I.                       Le recours est rejeté.

II.                      La décision sur réclamation de l'Administration cantonale des impôts du 15 septembre 2016 est confirmée, en tant qu'elle porte sur le volet "amendes" (ICC et IFD; périodes fiscales 2001/2002 à 2004), est confirmée.

III.                    Les frais de justice, par 2'000 (deux mille) francs, sont mis à la charge de A.________.

IV.                    Il n'est pas alloué de dépens.

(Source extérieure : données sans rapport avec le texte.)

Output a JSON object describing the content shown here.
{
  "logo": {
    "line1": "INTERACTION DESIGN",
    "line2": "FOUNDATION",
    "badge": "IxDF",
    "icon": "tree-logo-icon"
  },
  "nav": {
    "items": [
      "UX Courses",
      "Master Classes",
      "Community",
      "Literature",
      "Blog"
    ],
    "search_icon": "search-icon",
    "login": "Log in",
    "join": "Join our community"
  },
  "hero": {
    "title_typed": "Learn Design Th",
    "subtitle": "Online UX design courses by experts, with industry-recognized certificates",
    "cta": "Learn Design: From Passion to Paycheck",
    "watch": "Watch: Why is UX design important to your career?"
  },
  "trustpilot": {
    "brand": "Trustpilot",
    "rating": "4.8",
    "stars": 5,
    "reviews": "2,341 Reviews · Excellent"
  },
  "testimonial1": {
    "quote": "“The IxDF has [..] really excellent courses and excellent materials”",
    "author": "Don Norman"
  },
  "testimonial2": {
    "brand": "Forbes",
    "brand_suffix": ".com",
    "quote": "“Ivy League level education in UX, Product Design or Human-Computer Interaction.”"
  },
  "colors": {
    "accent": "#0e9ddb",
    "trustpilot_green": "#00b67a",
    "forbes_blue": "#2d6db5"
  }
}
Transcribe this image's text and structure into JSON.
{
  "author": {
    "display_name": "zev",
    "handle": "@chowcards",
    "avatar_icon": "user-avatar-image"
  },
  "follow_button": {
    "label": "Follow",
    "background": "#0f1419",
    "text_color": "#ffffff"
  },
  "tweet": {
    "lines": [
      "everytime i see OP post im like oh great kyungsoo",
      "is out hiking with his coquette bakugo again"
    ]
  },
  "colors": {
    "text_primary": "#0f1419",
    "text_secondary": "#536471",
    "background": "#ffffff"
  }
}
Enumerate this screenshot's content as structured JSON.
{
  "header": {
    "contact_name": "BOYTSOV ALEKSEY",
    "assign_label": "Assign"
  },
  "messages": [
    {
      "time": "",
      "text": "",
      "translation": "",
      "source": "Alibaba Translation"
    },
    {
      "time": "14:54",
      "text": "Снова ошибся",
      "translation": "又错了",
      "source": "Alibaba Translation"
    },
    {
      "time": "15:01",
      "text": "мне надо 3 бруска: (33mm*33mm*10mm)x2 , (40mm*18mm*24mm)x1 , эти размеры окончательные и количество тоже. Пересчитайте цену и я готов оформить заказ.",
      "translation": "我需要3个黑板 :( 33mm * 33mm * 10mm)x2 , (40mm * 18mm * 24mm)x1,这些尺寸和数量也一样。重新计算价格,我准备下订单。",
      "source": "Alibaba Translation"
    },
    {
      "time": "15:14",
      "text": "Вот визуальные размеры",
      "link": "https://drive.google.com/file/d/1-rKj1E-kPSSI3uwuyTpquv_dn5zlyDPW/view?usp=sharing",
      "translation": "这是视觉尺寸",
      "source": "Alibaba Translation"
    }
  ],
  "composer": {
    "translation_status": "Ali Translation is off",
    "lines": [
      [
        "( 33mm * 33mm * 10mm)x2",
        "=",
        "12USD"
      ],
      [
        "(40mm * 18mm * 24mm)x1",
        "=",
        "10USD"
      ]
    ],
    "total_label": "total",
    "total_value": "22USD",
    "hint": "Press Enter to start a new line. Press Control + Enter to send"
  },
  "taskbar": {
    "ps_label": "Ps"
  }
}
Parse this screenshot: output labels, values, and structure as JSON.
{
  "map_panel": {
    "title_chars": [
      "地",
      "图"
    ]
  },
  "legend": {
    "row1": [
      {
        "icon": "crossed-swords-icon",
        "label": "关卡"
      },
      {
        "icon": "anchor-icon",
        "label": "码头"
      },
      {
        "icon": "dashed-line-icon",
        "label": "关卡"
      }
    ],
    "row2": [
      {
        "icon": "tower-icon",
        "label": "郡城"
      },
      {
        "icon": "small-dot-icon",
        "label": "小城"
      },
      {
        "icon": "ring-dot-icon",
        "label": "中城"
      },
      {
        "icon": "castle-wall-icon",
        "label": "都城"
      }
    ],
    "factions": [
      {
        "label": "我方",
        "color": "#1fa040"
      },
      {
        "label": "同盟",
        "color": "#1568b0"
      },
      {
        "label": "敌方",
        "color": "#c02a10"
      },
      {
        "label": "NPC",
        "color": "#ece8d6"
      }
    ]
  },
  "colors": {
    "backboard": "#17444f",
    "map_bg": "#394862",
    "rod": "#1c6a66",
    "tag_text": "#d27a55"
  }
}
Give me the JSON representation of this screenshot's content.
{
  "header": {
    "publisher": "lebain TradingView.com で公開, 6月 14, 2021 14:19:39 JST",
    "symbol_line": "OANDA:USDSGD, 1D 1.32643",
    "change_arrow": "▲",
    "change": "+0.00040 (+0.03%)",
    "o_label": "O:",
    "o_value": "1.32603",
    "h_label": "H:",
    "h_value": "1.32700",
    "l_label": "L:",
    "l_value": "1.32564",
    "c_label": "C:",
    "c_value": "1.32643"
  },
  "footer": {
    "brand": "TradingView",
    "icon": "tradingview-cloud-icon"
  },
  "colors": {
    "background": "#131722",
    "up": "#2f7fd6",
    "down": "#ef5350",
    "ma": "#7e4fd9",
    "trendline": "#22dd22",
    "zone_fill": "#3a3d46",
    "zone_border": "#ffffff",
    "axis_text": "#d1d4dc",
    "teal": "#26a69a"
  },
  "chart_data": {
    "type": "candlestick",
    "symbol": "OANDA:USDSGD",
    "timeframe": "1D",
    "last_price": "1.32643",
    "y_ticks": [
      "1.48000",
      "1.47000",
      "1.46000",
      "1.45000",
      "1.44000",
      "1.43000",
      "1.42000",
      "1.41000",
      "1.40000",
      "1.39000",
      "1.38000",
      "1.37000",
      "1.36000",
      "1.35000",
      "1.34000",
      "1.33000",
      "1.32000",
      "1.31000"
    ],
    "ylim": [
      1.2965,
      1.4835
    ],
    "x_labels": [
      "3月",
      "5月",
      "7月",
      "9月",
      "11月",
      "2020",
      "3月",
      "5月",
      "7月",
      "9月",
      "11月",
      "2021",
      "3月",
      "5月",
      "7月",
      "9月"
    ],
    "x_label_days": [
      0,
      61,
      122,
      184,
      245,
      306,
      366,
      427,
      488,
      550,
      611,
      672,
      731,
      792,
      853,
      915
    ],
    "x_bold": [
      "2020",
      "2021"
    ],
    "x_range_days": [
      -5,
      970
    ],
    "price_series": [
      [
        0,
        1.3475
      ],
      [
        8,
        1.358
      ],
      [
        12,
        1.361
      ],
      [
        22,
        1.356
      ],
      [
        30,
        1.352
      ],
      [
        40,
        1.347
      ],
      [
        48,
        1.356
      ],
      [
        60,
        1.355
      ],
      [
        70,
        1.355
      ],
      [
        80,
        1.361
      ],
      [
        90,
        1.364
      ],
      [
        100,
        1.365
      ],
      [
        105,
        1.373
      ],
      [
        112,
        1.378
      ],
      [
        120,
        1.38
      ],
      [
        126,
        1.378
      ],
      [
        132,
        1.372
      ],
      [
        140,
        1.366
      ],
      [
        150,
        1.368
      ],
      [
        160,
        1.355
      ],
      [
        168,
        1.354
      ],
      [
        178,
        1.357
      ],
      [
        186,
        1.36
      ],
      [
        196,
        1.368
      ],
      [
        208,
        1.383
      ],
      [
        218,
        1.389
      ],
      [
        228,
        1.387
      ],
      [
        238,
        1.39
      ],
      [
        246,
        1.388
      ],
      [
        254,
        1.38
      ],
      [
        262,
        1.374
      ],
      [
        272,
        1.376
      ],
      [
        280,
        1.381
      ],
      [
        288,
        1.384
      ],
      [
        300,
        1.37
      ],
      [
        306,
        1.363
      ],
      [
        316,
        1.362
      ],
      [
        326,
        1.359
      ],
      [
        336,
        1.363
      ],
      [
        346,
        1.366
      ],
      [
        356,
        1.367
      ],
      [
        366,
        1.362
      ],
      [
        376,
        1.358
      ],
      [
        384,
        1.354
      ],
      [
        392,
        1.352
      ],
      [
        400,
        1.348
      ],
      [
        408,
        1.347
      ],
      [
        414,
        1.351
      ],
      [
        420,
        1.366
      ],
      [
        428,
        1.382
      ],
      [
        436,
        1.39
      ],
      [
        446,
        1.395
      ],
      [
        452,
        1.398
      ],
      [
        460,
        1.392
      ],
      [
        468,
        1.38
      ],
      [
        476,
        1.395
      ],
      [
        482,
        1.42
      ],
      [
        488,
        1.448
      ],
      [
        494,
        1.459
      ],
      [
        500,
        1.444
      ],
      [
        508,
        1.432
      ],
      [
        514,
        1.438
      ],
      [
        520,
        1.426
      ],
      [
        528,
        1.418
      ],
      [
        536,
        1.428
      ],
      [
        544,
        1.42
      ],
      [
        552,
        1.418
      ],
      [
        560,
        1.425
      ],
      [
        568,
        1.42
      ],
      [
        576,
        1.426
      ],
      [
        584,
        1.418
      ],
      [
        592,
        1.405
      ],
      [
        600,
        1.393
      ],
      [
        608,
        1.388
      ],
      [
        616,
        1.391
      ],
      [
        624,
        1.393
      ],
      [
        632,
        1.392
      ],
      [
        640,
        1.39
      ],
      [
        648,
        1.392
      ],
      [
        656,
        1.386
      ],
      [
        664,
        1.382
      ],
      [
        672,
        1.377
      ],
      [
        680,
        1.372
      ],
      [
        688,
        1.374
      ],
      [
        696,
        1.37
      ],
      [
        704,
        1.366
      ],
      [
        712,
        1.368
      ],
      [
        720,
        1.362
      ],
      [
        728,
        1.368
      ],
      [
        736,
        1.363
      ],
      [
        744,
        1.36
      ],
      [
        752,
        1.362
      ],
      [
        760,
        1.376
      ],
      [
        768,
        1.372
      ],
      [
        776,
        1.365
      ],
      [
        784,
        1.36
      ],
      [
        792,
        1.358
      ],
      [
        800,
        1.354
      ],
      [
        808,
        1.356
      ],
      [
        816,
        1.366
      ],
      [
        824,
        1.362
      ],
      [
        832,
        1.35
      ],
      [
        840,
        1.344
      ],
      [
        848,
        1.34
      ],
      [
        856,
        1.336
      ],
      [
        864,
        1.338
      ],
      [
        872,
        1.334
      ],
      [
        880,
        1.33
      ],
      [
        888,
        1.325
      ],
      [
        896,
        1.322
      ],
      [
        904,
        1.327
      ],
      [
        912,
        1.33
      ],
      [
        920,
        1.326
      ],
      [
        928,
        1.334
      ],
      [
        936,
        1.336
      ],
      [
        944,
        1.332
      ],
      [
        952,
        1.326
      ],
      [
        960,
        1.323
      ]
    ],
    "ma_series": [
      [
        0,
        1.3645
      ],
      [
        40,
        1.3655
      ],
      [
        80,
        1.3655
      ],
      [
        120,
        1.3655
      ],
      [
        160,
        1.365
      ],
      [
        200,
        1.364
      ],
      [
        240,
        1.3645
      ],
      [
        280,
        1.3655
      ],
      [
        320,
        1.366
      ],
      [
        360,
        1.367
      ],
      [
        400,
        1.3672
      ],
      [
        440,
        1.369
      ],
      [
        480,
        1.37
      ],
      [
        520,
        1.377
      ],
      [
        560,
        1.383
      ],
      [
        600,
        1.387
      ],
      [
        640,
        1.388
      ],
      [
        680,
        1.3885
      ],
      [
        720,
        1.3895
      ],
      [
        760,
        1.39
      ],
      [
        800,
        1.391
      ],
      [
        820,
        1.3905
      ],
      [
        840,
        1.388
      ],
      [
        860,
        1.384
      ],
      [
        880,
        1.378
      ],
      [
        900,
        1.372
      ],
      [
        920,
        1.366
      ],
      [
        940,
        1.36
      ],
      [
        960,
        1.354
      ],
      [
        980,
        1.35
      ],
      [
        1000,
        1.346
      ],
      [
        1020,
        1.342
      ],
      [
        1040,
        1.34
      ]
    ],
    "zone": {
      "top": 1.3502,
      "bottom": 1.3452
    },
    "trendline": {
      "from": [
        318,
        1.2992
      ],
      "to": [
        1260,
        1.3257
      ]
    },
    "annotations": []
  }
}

Lausanne, le 10 octobre 2017

 

La présidente:                                                                                           La greffière:

                                                                                                                 

 

 

 

 

 

Le présent arrêt est communiqué aux destinataires de l'avis d'envoi ci-joint.

Il peut faire l'objet, dans les trente jours suivant sa notification, d'un recours au Tribunal fédéral (Tribunal fédéral suisse, 1000 Lausanne 14). Le recours en matière de droit public s'exerce aux conditions des articles 82 ss de la loi du 17 juin 2005 sur le Tribunal fédéral (LTF - RS 173.110), le recours constitutionnel subsidiaire à celles des articles 113 ss LTF. Le mémoire de recours doit être rédigé dans une langue officielle, indiquer les conclusions, les motifs et les moyens de preuve, et être signé. Les motifs doivent exposer succinctement en quoi l’acte attaqué viole le droit. Les pièces invoquées comme moyens de preuve doivent être jointes au mémoire, pour autant qu’elles soient en mains de la partie; il en va de même de la décision attaquée.